When you talk with Edward Montgomery, Western Michigan University’s new president, every answer is punctuated with a smile and a laugh.
But don’t be deceived. The 61-year-old who took the university’s helm on Aug. 1 has a serious side.
After all, Montgomery holds master’s and doctoral degrees in economics from Harvard University. That’s serious stuff.
His research has focused on state and local economic growth, wage and pensions, savings behavior and productivity, social insurance programs and unions. Again, serious stuff.
He worked as deputy secretary of labor under President Bill Clinton and then as a member of President Barack Obama’s auto task force, leading the inter-agency White House Council for Auto Communities and Workers — serious, too.
And he commuted to work in the infamous Washington, D.C., traffic. Now that’s really serious.
But even a discussion of traffic evokes humor from Montgomery. “I will go from an hour to an hour and a half commute to about a three-minute commute — unless I walk,” he says. “But I don’t think I can walk slow enough to make it a back into an hour-and-a-half commute. But I could adjust.”
Midwest roots
For Montgomery, coming to WMU is a return to something he missed during his time in D.C., something he calls “that Midwest culture.”
Montgomery lived in Minnesota before his family moved to Pittsburgh when he had just finished second grade. In both cities, Montgomery recalls, the “neighbors came out to see you and say hi, and you were always bumping into people you knew, and people were always very friendly. For me, coming back to that is highly desirable.”
Montgomery is not alone in this feeling. His wife, Kari, who grew up on a farm in Portland, Michigan, felt a strong pull to be closer to her family, including a sister and the aunt and uncle who raised the two of them after their mother died when Kari was 12.
“People will ask, ‘What’s in Michigan?’ and I answer, ‘My home and my life.’ It’s where I was raised,” she says.
That pull was also part of the reason the couple’s son, E.J., attended WMU, graduating last April. He has chosen to stay in the area, taking a job in Kalamazoo.
An ideal challenge
For Edward Montgomery, who admits he’s “ready for a new chapter,” taking over at WMU —with three sprawling campuses in Kalamazoo and more than 30,000 students, faculty and employees — presents a challenge well-suited for his experience in government and academia.
“I think there’s also a challenge in enrollment. We need to think about how we keep access to higher ed for all the students from the state and region. We’ve got a good thing here, and we want to get it out to other types of individuals. We do a great job with 18- to 23-year-olds. But what about the 45-, 54- and 64-year-olds? Can we reach those individuals and make what we have accessible to them?”
As an “anchor institution” in the region’s economy, WMU is critical to the area’s well-being, Montgomery says.

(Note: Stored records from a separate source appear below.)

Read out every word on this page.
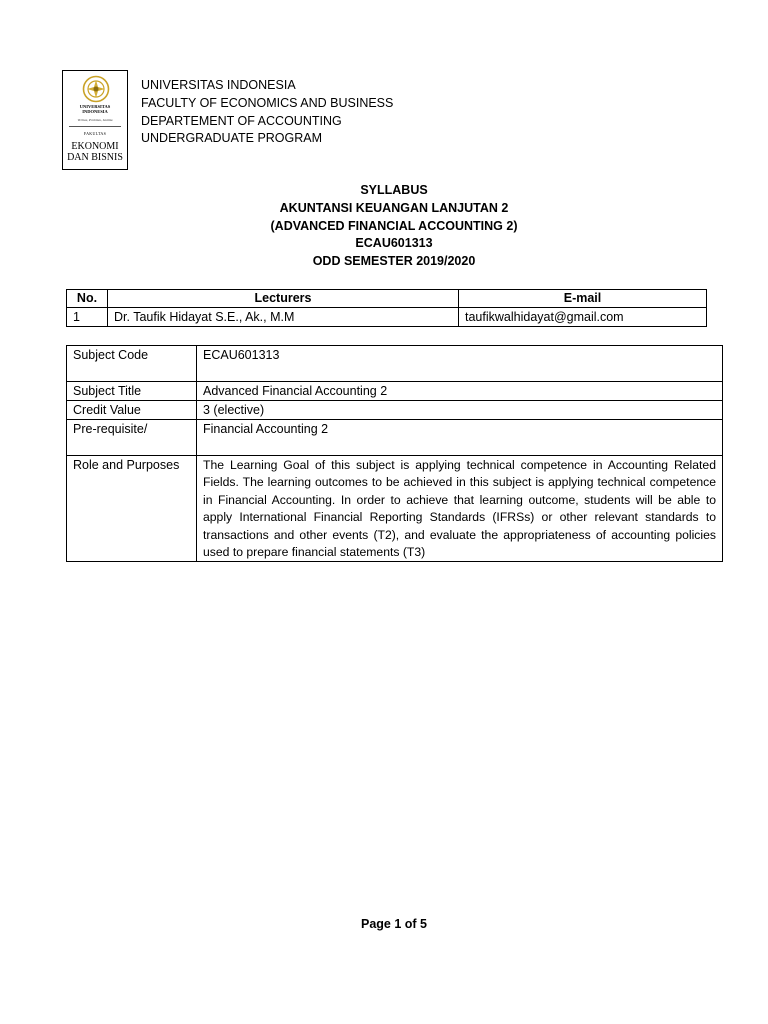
UNIVERSITAS
INDONESIA
Veritas, Probitas, Iustitia
FAKULTAS
EKONOMI
DAN BISNIS
UNIVERSITAS INDONESIA
FACULTY OF ECONOMICS AND BUSINESS
DEPARTEMENT OF ACCOUNTING
UNDERGRADUATE PROGRAM
SYLLABUS
AKUNTANSI KEUANGAN LANJUTAN 2
(ADVANCED FINANCIAL ACCOUNTING 2)
ECAU601313
ODD SEMESTER 2019/2020
No.	Lecturers	E-mail
1	Dr. Taufik Hidayat S.E., Ak., M.M	taufikwalhidayat@gmail.com
Subject Code	ECAU601313
Subject Title	Advanced Financial Accounting 2
Credit Value	3 (elective)
Pre-requisite/	Financial Accounting 2
Role and Purposes	The Learning Goal of this subject is applying technical competence in Accounting Related Fields. The learning outcomes to be achieved in this subject is applying technical competence in Financial Accounting. In order to achieve that learning outcome, students will be able to apply International Financial Reporting Standards (IFRSs) or other relevant standards to transactions and other events (T2), and evaluate the appropriateness of accounting policies used to prepare financial statements (T3)
Page 1 of 5
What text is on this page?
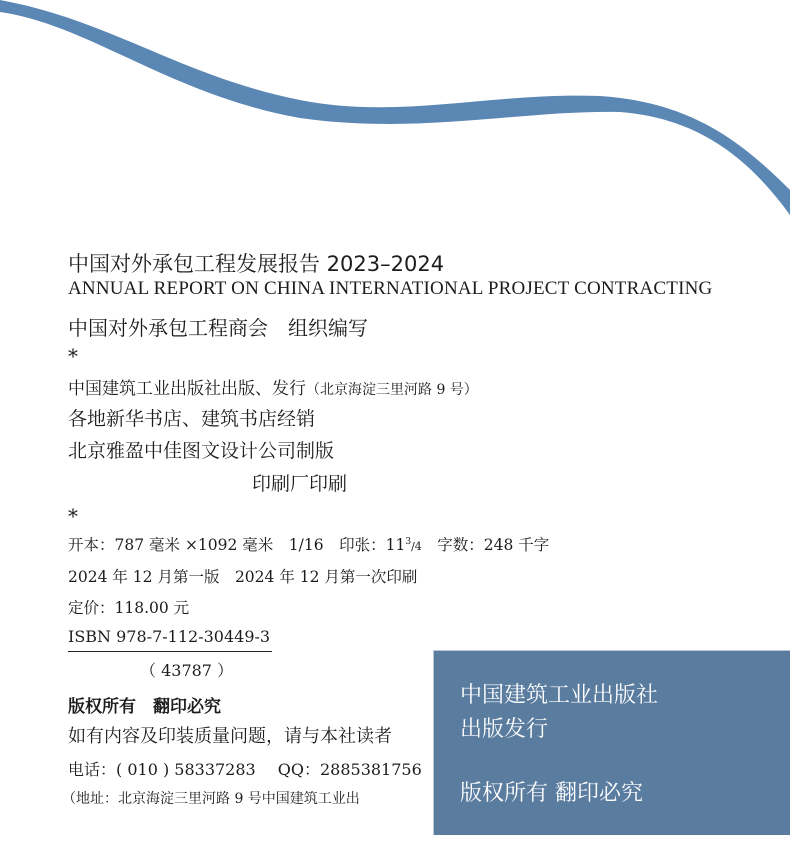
中国对外承包工程发展报告 2023–2024
ANNUAL REPORT ON CHINA INTERNATIONAL PROJECT CONTRACTING
中国对外承包工程商会　组织编写
*
中国建筑工业出版社出版、发行（北京海淀三里河路 9 号）
各地新华书店、建筑书店经销
北京雅盈中佳图文设计公司制版
印刷厂印刷
*
开本：787 毫米 ×1092 毫米　1/16　印张：$11^3/4$　字数：248 千字
2024 年 12 月第一版　2024 年 12 月第一次印刷
定价：118.00 元
ISBN 978-7-112-30449-3
（ 43787 ）
版权所有　翻印必究
如有内容及印装质量问题，请与本社读者
电话：( 010 ) 58337283 QQ：2885381756
（地址：北京海淀三里河路 9 号中国建筑工业出
中国建筑工业出版社
出版发行
版权所有 翻印必究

“Our prosperity and ability to reach and prosper requires the region to reach and prosper,” he says, “and as we reach and prosper, if we are doing it right, we should bring the region with us.
“If they’re not doing well, we can’t be doing well, and vice versa.”
By key economic indicators, the area served by WMU is doing well. Unemployment is at 3.6 percent (as of May) and wages are rising, according to the U.S. Bureau of Labor Statistics. New jobs have grown roughly 2 percent.
But the area has its challenges.
A 2017 report by the Michigan Association of United Ways (the parent organization of the United Way of the Battle Creek and Kalamazoo Region) reports that 36 percent of Kalamazoo County residents and 59 percent of Kalamazoo residents live in poverty. (The organization’s “ALICE Study of Financial Hardship” uses a measure of poverty that includes families with adults who have jobs but are not bringing in enough income to pay for basic needs.)
Many well-paying jobs in the region, from construction to health care, go unfilled because of the shortage of workers with the education, training and skills needed to fill those jobs.
For Montgomery, the community’s and university’s fates are “intertwined.”
“If the community is struggling, depressed and blighted,” he says, “then people won’t want to come here, faculty won’t want to work here, students won’t want to come here, so we need the community to be doing well to be a magnet to be attractive.
“As a university we bring 24,000 incredibly talented, energetic smart young people to the table who are interested in their education but also interested in the world around them. Our faculty are wonderful resources that the community should be able to tap into. It’s good for faculty, too, because it gives them a natural lab, a place to apply and do things in their own hometown.”
Since he’ll be working with a board of trustees that includes key area business leaders, Montgomery says he is sure he will not be isolated in an ivory tower away from the area’s issues. In fact, he is determined that there will be ongoing interactions between the community and university.
“Sometimes our job is just to get out of the way, sometimes it’s helping them to organize, sometimes it’s just being in this dialogue,” he says. “The mayor should be my BFF (best friend forever) because we are both good for each other, and we should figure out ways to make everything we do be in line. We have a mission as an institution, but that mission is made stronger by our community partners, not made weaker.”